La FNAUT reconnaît volontiers que la gratuité présente des avantages à court terme, encore que la croissance de la fréquentation ne doive pas faire illusion, la fréquentation initiale étant généralement très faible. 

Mais à plus long terme, la gratuité peut mener droit à la paupérisation du transport public, privé des recettes des usagers. Diverses grandes villes (Bologne, Castellon de la Plana, Hasselt, Sheffield, Seattle) ont abandonné la gratuité au bout de quelques années en raison de son coût excessif, et ont concentré leurs efforts sur l’investissement et le renforcement de l’offre. Bologne dispose aujourd’hui d’un remarquable réseau de transport urbain et périurbain qui n’aurait jamais vu le jour si la gratuité avait été pérennisée ».

 

…/…

 

« La FNAUT est une association strictement indépendante politiquement et réagit au cas par cas aux décisions du gouvernement. Si elle défend la limitation à 80 km/h de la vitesse autorisée sur les routes secondaires, c'est parce qu'elle estime que cette mesure permettra de réduire l'accidentologie routière. Et si aujourd'hui elle soutient le gouvernement quand il maintient la hausse des taxes sur les carburants automobiles, ce n'est pas par souci partisan ou hostilité aux automobilistes, mais parce que ce maintien permettra de réduire la dépendance pétrolière de notre pays, la pollution de l'air et nos émissions de gaz à effet de serre. 
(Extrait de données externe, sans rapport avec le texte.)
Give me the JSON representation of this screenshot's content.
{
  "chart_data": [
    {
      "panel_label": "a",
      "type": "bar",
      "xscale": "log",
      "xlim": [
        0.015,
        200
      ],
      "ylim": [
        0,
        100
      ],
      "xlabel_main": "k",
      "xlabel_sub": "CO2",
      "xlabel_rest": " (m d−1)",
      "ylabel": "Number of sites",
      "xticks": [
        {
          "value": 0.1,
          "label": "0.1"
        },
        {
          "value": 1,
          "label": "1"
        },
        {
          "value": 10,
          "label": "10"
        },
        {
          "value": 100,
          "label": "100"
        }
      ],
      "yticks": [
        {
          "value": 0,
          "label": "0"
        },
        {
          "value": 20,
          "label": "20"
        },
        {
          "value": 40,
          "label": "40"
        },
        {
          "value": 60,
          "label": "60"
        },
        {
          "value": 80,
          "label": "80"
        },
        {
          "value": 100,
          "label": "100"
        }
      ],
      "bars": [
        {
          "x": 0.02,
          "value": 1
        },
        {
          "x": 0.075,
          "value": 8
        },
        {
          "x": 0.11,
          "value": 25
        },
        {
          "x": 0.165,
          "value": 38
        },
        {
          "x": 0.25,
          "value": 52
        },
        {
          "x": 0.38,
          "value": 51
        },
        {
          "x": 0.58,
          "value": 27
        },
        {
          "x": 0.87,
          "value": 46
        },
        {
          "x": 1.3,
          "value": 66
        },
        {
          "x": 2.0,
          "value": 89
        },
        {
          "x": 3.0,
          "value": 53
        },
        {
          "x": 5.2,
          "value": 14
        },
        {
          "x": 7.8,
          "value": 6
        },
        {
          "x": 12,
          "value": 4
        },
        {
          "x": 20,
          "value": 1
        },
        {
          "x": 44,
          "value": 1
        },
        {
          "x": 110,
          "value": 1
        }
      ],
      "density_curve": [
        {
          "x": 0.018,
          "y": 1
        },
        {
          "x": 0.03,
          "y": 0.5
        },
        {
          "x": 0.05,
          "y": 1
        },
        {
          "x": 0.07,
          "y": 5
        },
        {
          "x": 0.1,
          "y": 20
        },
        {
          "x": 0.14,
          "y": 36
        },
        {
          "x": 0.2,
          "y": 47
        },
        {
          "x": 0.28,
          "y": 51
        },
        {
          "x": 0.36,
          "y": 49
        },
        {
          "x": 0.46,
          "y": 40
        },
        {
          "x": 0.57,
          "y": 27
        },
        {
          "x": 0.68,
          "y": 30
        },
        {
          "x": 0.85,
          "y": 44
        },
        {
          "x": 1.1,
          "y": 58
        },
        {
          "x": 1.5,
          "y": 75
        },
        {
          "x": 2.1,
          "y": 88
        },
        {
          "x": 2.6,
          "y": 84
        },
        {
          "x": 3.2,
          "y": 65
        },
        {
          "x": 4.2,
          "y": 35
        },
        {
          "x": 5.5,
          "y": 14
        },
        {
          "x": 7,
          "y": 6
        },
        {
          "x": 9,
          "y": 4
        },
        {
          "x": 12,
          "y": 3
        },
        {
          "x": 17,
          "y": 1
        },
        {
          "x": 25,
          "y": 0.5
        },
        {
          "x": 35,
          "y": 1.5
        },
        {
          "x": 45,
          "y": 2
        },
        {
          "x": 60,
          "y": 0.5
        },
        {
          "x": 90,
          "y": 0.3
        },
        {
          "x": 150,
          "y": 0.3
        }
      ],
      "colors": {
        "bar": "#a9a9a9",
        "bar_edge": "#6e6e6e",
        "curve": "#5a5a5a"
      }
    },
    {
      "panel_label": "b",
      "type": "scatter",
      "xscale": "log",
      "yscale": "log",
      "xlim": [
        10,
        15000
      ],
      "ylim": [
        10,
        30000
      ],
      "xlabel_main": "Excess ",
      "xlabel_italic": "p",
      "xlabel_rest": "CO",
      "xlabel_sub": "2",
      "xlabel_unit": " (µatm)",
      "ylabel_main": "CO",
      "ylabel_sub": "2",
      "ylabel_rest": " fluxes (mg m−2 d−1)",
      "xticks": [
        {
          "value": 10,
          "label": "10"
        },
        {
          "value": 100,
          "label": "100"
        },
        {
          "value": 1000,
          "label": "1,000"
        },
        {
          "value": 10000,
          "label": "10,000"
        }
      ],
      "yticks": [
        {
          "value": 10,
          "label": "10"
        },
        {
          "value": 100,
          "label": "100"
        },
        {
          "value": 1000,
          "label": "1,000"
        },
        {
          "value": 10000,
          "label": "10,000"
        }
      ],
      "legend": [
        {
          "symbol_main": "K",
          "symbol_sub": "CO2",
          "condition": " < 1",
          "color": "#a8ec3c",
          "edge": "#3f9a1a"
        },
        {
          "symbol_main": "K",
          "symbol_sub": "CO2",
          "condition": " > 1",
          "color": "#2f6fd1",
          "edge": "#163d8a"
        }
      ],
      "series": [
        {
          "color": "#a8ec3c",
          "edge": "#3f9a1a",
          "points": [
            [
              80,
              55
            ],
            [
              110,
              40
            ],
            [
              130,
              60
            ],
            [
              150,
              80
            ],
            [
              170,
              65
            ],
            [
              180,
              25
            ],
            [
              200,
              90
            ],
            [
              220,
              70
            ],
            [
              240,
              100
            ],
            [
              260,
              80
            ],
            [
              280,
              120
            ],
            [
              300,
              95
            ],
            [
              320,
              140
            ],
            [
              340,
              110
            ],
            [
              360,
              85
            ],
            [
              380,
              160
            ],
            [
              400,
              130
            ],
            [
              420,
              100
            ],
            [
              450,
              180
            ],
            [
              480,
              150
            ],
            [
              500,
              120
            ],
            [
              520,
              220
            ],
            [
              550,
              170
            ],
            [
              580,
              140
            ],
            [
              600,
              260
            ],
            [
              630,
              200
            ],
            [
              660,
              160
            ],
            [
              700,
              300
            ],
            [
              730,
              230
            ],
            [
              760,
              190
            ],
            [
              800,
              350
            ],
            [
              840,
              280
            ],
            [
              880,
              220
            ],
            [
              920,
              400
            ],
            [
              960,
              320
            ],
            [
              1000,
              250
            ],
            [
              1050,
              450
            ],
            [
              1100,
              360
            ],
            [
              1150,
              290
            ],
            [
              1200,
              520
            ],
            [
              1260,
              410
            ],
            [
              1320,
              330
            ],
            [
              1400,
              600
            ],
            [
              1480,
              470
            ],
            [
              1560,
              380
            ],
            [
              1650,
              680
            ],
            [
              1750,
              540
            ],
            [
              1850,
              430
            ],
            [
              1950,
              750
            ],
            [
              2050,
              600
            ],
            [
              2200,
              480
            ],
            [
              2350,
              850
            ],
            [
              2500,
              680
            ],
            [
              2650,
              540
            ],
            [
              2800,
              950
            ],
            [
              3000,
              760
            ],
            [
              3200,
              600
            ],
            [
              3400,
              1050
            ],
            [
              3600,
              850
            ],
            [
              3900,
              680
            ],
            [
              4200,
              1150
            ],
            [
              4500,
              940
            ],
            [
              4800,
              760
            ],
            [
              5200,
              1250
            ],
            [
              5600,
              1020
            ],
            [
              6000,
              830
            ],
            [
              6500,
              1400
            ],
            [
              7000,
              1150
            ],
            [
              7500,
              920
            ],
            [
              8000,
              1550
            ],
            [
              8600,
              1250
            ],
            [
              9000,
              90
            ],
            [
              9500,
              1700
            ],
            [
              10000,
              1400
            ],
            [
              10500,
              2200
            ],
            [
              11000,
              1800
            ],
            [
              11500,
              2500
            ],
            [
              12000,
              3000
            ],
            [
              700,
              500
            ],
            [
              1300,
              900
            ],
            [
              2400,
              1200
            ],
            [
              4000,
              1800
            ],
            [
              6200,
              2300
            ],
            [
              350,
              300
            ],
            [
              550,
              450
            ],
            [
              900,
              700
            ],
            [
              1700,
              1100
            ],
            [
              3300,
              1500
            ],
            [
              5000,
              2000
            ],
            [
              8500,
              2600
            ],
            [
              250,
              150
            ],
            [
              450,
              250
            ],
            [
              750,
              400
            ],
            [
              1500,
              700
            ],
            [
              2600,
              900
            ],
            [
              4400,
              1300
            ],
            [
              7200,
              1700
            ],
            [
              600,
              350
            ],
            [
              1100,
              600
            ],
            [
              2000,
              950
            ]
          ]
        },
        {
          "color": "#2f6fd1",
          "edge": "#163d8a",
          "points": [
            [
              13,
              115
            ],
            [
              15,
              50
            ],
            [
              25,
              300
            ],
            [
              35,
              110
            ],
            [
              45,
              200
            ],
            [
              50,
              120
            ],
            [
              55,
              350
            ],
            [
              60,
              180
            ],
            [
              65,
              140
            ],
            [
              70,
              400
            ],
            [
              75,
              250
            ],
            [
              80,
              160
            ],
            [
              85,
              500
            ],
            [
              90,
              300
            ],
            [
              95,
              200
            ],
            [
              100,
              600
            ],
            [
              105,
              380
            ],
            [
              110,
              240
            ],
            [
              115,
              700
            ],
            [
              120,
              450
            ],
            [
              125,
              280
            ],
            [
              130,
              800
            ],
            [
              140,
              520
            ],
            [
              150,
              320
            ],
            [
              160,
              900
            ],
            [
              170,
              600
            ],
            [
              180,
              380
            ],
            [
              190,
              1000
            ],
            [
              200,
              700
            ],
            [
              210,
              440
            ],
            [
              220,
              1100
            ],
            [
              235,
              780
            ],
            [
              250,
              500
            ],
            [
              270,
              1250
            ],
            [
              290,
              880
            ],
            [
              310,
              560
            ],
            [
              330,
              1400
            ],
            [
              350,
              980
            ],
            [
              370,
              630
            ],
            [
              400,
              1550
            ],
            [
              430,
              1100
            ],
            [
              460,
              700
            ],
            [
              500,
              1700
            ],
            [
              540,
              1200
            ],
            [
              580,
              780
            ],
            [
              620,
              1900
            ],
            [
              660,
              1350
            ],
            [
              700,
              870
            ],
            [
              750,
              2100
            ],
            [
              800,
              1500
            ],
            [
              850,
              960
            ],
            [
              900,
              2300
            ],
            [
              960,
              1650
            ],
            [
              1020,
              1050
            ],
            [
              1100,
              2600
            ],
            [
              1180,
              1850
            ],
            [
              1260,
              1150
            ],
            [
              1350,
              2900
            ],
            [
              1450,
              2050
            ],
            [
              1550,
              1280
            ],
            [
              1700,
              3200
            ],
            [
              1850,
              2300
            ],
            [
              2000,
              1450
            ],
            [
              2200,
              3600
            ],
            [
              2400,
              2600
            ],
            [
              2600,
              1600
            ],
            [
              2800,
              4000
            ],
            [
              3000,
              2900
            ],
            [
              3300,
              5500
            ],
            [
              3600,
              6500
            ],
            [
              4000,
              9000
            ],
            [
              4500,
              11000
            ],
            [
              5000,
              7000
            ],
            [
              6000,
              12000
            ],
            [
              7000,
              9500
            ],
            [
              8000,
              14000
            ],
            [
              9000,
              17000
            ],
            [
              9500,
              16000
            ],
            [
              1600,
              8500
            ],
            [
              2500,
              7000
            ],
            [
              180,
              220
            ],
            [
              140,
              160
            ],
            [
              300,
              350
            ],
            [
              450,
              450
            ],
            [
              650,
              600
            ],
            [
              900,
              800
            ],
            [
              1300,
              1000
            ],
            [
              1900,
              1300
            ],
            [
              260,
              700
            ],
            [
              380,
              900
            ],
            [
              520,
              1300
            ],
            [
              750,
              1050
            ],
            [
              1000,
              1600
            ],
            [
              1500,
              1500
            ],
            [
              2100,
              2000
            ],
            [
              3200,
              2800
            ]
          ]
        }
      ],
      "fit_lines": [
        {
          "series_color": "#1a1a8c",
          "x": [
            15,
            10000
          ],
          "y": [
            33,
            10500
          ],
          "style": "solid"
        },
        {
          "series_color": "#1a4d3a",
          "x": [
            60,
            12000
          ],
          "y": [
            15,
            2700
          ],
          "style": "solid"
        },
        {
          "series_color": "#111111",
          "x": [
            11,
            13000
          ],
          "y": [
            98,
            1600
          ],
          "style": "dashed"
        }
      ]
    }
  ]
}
Il arrive aussi que la FNAUT critique le gouvernement. Elle considère par exemple, contrairement à la ministre des Transports, qu'il est possible de développer les transports collectifs, train et car, à un coût raisonnable y compris dans les territoires périurbains et ruraux. Et elle dénonce le fait que seule une faible part des recettes fiscales provenant de la TICPE soit consacrée aux investissements de mobilité durable ».